If the network can read positions > i while predicting x_i, the optimizer will exploit it and the model learns to peek. Training looks fine, but at sampling time the future does not exist yet, so the model breaks. Architectural connectivity is the only place this can be enforced.

Q. How does a causal transformer enforce causality?

By masking the self-attention so position i cannot attend to positions > i (the upper-triangular entries of the attention matrix are zeroed). The mask encodes the prefix-only constraint in the connectivity.

Q. How does PixelCNN enforce causality?

By masking the convolution kernel so it only reads pixels above and to the left of the current position (in raster scan order). The masked receptive field encodes the chain rule’s prefix-only constraint on images.

Q. What is the sampling cost of an autoregressive model?

One forward pass per piece. Wall-clock cost scales with output length; long generations are slow. The cost is inherent to the paradigm, not a property of any one architecture.

Q. What does KV caching do for autoregressive sampling?

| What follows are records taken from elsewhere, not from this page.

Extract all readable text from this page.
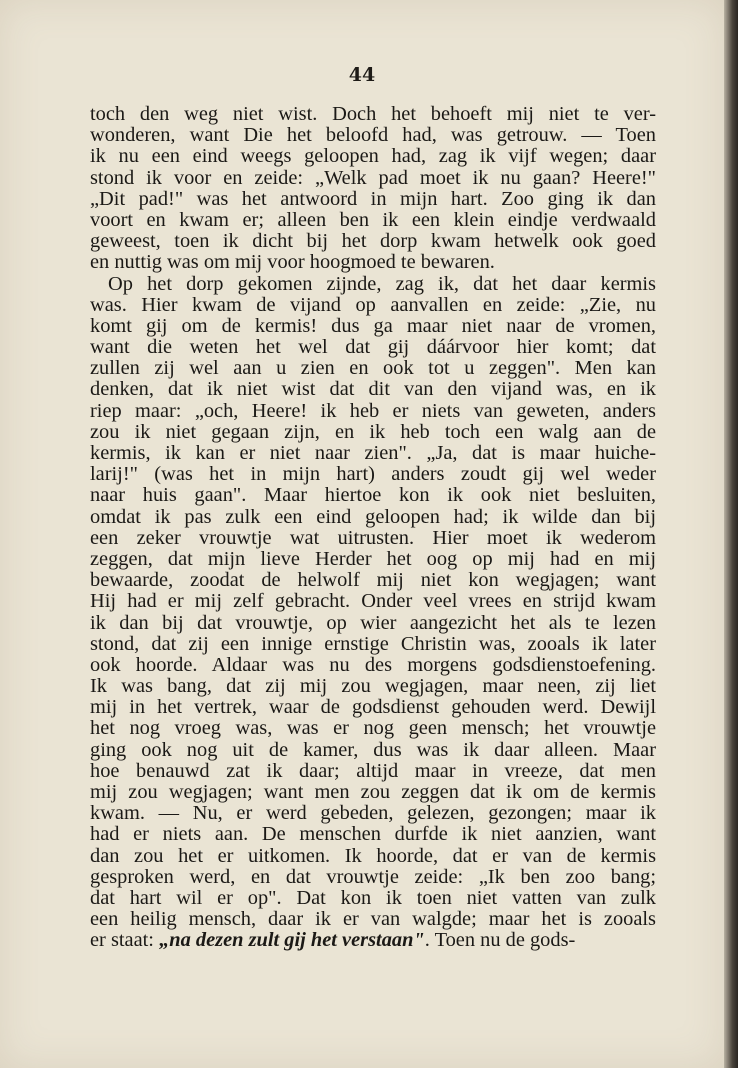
44
toch den weg niet wist. Doch het behoeft mij niet te ver-
wonderen, want Die het beloofd had, was getrouw. — Toen
ik nu een eind weegs geloopen had, zag ik vijf wegen; daar
stond ik voor en zeide: „Welk pad moet ik nu gaan? Heere!"
„Dit pad!" was het antwoord in mijn hart. Zoo ging ik dan
voort en kwam er; alleen ben ik een klein eindje verdwaald
geweest, toen ik dicht bij het dorp kwam hetwelk ook goed
en nuttig was om mij voor hoogmoed te bewaren.
Op het dorp gekomen zijnde, zag ik, dat het daar kermis
was. Hier kwam de vijand op aanvallen en zeide: „Zie, nu
komt gij om de kermis! dus ga maar niet naar de vromen,
want die weten het wel dat gij dáárvoor hier komt; dat
zullen zij wel aan u zien en ook tot u zeggen". Men kan
denken, dat ik niet wist dat dit van den vijand was, en ik
riep maar: „och, Heere! ik heb er niets van geweten, anders
zou ik niet gegaan zijn, en ik heb toch een walg aan de
kermis, ik kan er niet naar zien". „Ja, dat is maar huiche-
larij!" (was het in mijn hart) anders zoudt gij wel weder
naar huis gaan". Maar hiertoe kon ik ook niet besluiten,
omdat ik pas zulk een eind geloopen had; ik wilde dan bij
een zeker vrouwtje wat uitrusten. Hier moet ik wederom
zeggen, dat mijn lieve Herder het oog op mij had en mij
bewaarde, zoodat de helwolf mij niet kon wegjagen; want
Hij had er mij zelf gebracht. Onder veel vrees en strijd kwam
ik dan bij dat vrouwtje, op wier aangezicht het als te lezen
stond, dat zij een innige ernstige Christin was, zooals ik later
ook hoorde. Aldaar was nu des morgens godsdienstoefening.
Ik was bang, dat zij mij zou wegjagen, maar neen, zij liet
mij in het vertrek, waar de godsdienst gehouden werd. Dewijl
het nog vroeg was, was er nog geen mensch; het vrouwtje
ging ook nog uit de kamer, dus was ik daar alleen. Maar
hoe benauwd zat ik daar; altijd maar in vreeze, dat men
mij zou wegjagen; want men zou zeggen dat ik om de kermis
kwam. — Nu, er werd gebeden, gelezen, gezongen; maar ik
had er niets aan. De menschen durfde ik niet aanzien, want
dan zou het er uitkomen. Ik hoorde, dat er van de kermis
gesproken werd, en dat vrouwtje zeide: „Ik ben zoo bang;
dat hart wil er op". Dat kon ik toen niet vatten van zulk
een heilig mensch, daar ik er van walgde; maar het is zooals
er staat: „na dezen zult gij het verstaan". Toen nu de gods-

It caches the keys and values computed by the attention layers for previous tokens, so each new token only computes keys/values for itself. This makes per-token cost roughly constant in prefix length (instead of growing each step), so total generation cost is linear in output length.

Q. What is the autoregressive paradigm's signature trade-off?

Exact likelihood (great for scoring, perplexity, ranking) in exchange for sequential sampling (one forward pass per piece, so latency scales with output length). The training objective is the cleanest in the field; the wall-clock cost is the trade.